Dive Brief:
- A bankruptcy judge approved the sale of 23andMe to a nonprofit led by Anne Wojcicki, co-founder and former CEO of the genetic testing company.
- U.S. Bankruptcy Judge Brian Walsh issued an order on June 27 approving the sale to the nonprofit TTAM Research Institute, adding that all objections to the sale are denied unless otherwise noted. In June, TTAM won a bid to buy the company for $305 million.
- States that have filed privacy objections, saying the sale does not comply with their state’s privacy laws, have until July 7 to be granted a stay to appeal the case, Walsh ruled. California, Kentucky, Tennessee, Texas and Utah have said that the proposed sale would violate their genetic privacy statutes because 23andMe does not propose to seek opt-in consent from every customer in their states.
Dive Insight:
23andMe filed for bankruptcy protection in March. During an auction in May, Regeneron was initially the highest bidder at $256 million. After the auction closed, TTAM’s bid for the company was ultimately awarded.

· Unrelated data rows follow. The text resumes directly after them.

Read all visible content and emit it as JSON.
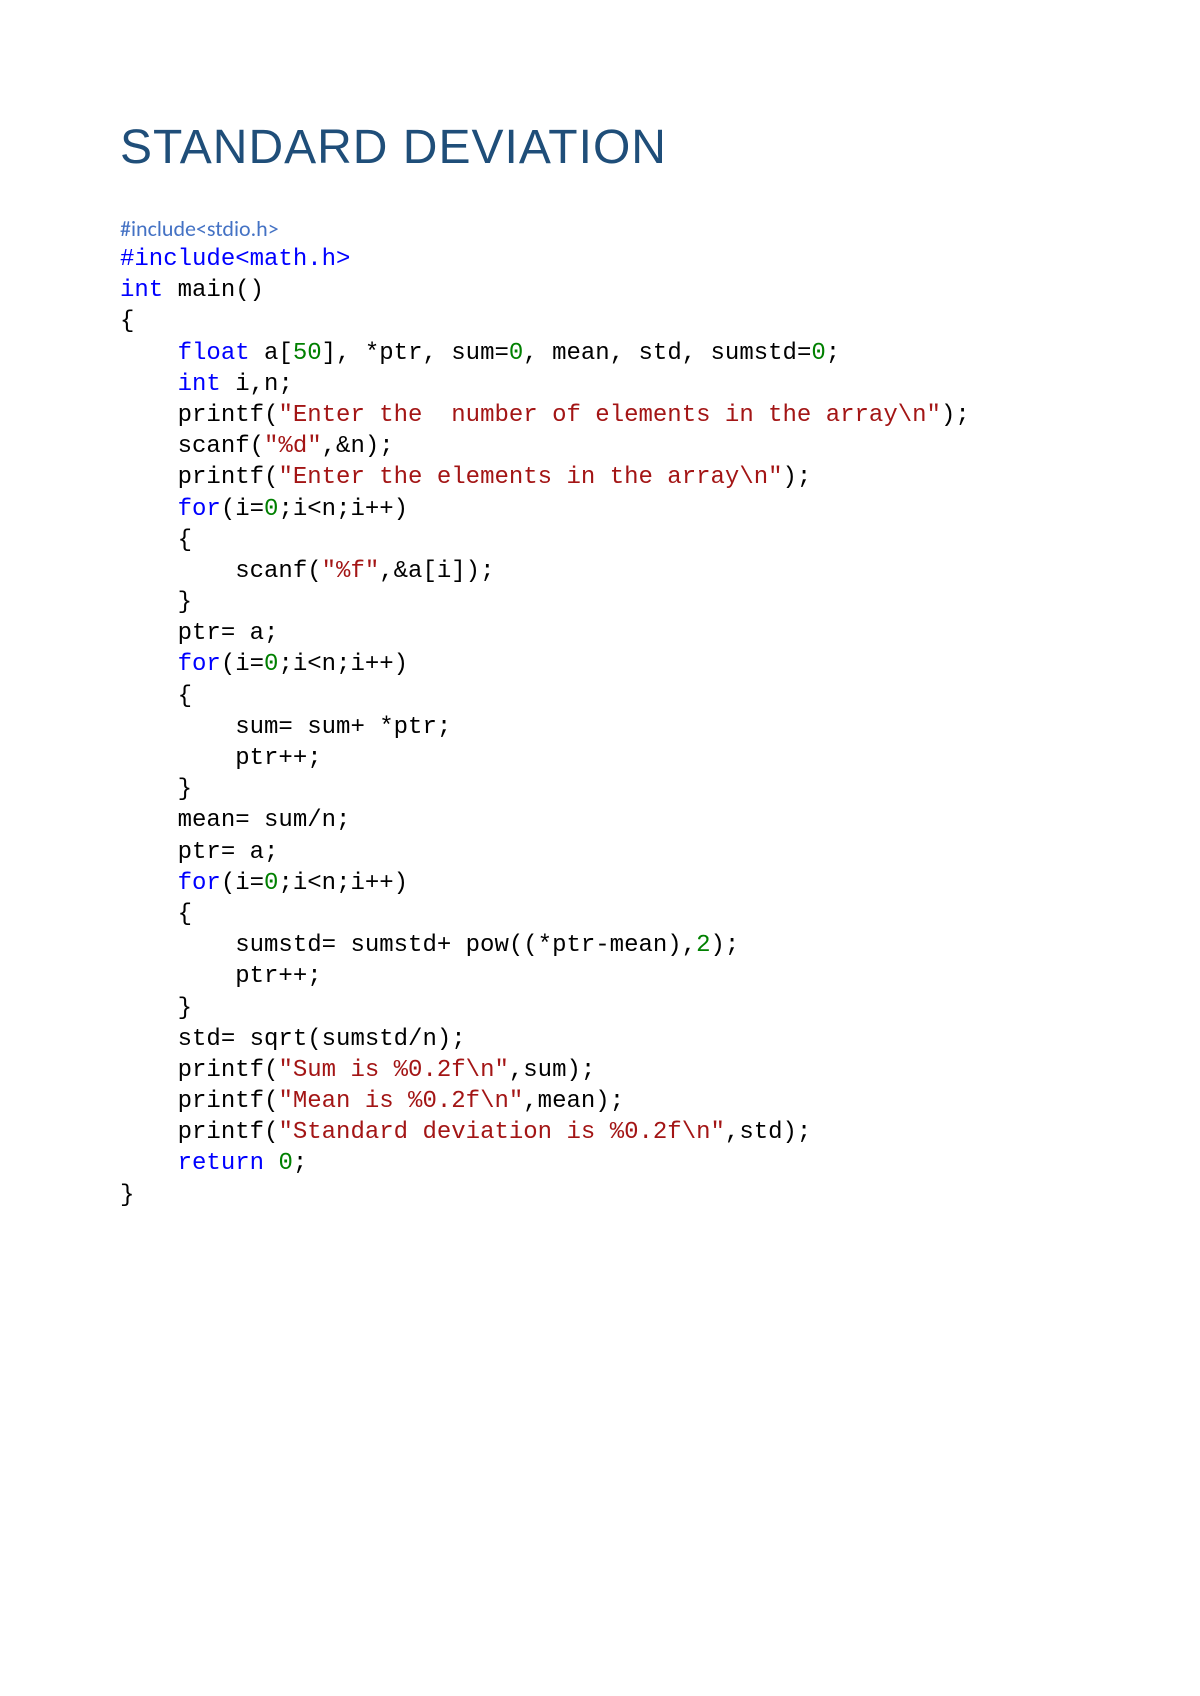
{
  "title": "STANDARD DEVIATION",
  "subtitle": "#include<stdio.h>",
  "code": {
    "tokens": [
      {
        "t": "#include<math.h>",
        "c": "kw"
      },
      {
        "t": "\n"
      },
      {
        "t": "int",
        "c": "kw"
      },
      {
        "t": " main()\n"
      },
      {
        "t": "{\n"
      },
      {
        "t": "    "
      },
      {
        "t": "float",
        "c": "kw"
      },
      {
        "t": " a["
      },
      {
        "t": "50",
        "c": "num"
      },
      {
        "t": "], *ptr, sum="
      },
      {
        "t": "0",
        "c": "num"
      },
      {
        "t": ", mean, std, sumstd="
      },
      {
        "t": "0",
        "c": "num"
      },
      {
        "t": ";\n"
      },
      {
        "t": "    "
      },
      {
        "t": "int",
        "c": "kw"
      },
      {
        "t": " i,n;\n"
      },
      {
        "t": "    printf("
      },
      {
        "t": "\"Enter the  number of elements in the array\\n\"",
        "c": "str"
      },
      {
        "t": ");\n"
      },
      {
        "t": "    scanf("
      },
      {
        "t": "\"%d\"",
        "c": "str"
      },
      {
        "t": ",&n);\n"
      },
      {
        "t": "    printf("
      },
      {
        "t": "\"Enter the elements in the array\\n\"",
        "c": "str"
      },
      {
        "t": ");\n"
      },
      {
        "t": "    "
      },
      {
        "t": "for",
        "c": "kw"
      },
      {
        "t": "(i="
      },
      {
        "t": "0",
        "c": "num"
      },
      {
        "t": ";i<n;i++)\n"
      },
      {
        "t": "    {\n"
      },
      {
        "t": "        scanf("
      },
      {
        "t": "\"%f\"",
        "c": "str"
      },
      {
        "t": ",&a[i]);\n"
      },
      {
        "t": "    }\n"
      },
      {
        "t": "    ptr= a;\n"
      },
      {
        "t": "    "
      },
      {
        "t": "for",
        "c": "kw"
      },
      {
        "t": "(i="
      },
      {
        "t": "0",
        "c": "num"
      },
      {
        "t": ";i<n;i++)\n"
      },
      {
        "t": "    {\n"
      },
      {
        "t": "        sum= sum+ *ptr;\n"
      },
      {
        "t": "        ptr++;\n"
      },
      {
        "t": "    }\n"
      },
      {
        "t": "    mean= sum/n;\n"
      },
      {
        "t": "    ptr= a;\n"
      },
      {
        "t": "    "
      },
      {
        "t": "for",
        "c": "kw"
      },
      {
        "t": "(i="
      },
      {
        "t": "0",
        "c": "num"
      },
      {
        "t": ";i<n;i++)\n"
      },
      {
        "t": "    {\n"
      },
      {
        "t": "        sumstd= sumstd+ pow((*ptr-mean),"
      },
      {
        "t": "2",
        "c": "num"
      },
      {
        "t": ");\n"
      },
      {
        "t": "        ptr++;\n"
      },
      {
        "t": "    }\n"
      },
      {
        "t": "    std= sqrt(sumstd/n);\n"
      },
      {
        "t": "    printf("
      },
      {
        "t": "\"Sum is %0.2f\\n\"",
        "c": "str"
      },
      {
        "t": ",sum);\n"
      },
      {
        "t": "    printf("
      },
      {
        "t": "\"Mean is %0.2f\\n\"",
        "c": "str"
      },
      {
        "t": ",mean);\n"
      },
      {
        "t": "    printf("
      },
      {
        "t": "\"Standard deviation is %0.2f\\n\"",
        "c": "str"
      },
      {
        "t": ",std);\n"
      },
      {
        "t": "    "
      },
      {
        "t": "return",
        "c": "kw"
      },
      {
        "t": " "
      },
      {
        "t": "0",
        "c": "num"
      },
      {
        "t": ";\n"
      },
      {
        "t": "}\n"
      }
    ]
  }
}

One issue at the crux of the sale is what the buyer would do with the trove of data amassed by 23andMe. The company currently has about 13 million customers, more than 80% of whom have agreed to participate in 23andMe’s medical research programs, according to Walsh’s memorandum opinion.
More than 30 states had initially objected to the sale over privacy concerns. Several states have since resolved their objections, but five states remain actively opposed to the sale because it violates their genetic privacy statutes. Those states have specific protections that require companies to get opt-in consent from customers before selling their data to a third party. California Attorney General Rob Bonta’s office said on Monday that the sale does not comply with the state’s genetic privacy law, according to Politico.
Walsh approved the sale because customers are likely to have similar privacy protections under TTAM as they do currently under 23andMe.
“If the sale is approved and consummated, TTAM will essentially operate in the same
manner and serve the same functions as the Debtors do currently,” Walsh wrote, adding that the same people will have access to customers’ genetic data.
The court could impose an opt-in requirement, but there is no reason to believe 23andMe or TTAM would follow through with that requirement, Walsh wrote. It’s likely that the companies would choose to instead proceed with the transaction under a Chapter 11 plan rather than the proposed sale, which would cost more money but “requires no consent at all,” he said.
In a statement on Monday, TTAM said all customers will be emailed in advance of the transaction closing with a notice of the sale, and people will still have the option to change their decision on whether to participate in research.
“Core to my beliefs is that individuals should be empowered to have choice and transparency with respect to their genetic data and have the opportunity to continue to learn about their ancestry and health risks as they wish,” Wojcicki said.
23andMe customers will be notified about the sale at least two days prior to closing, along with a reminder that customers may delete their data, according to a voluntary term sheet from TTAM.
After closing, TTAM will not sell or transfer customers’ genetic data in connection with any merger, acquisition, bankruptcy, reorganization or sale unless there is another domestic nonprofit research institution or a domestic for-profit entity that satisfies all regulatory requirements and agrees to adopt TTAM’s privacy statements, according to the term sheet.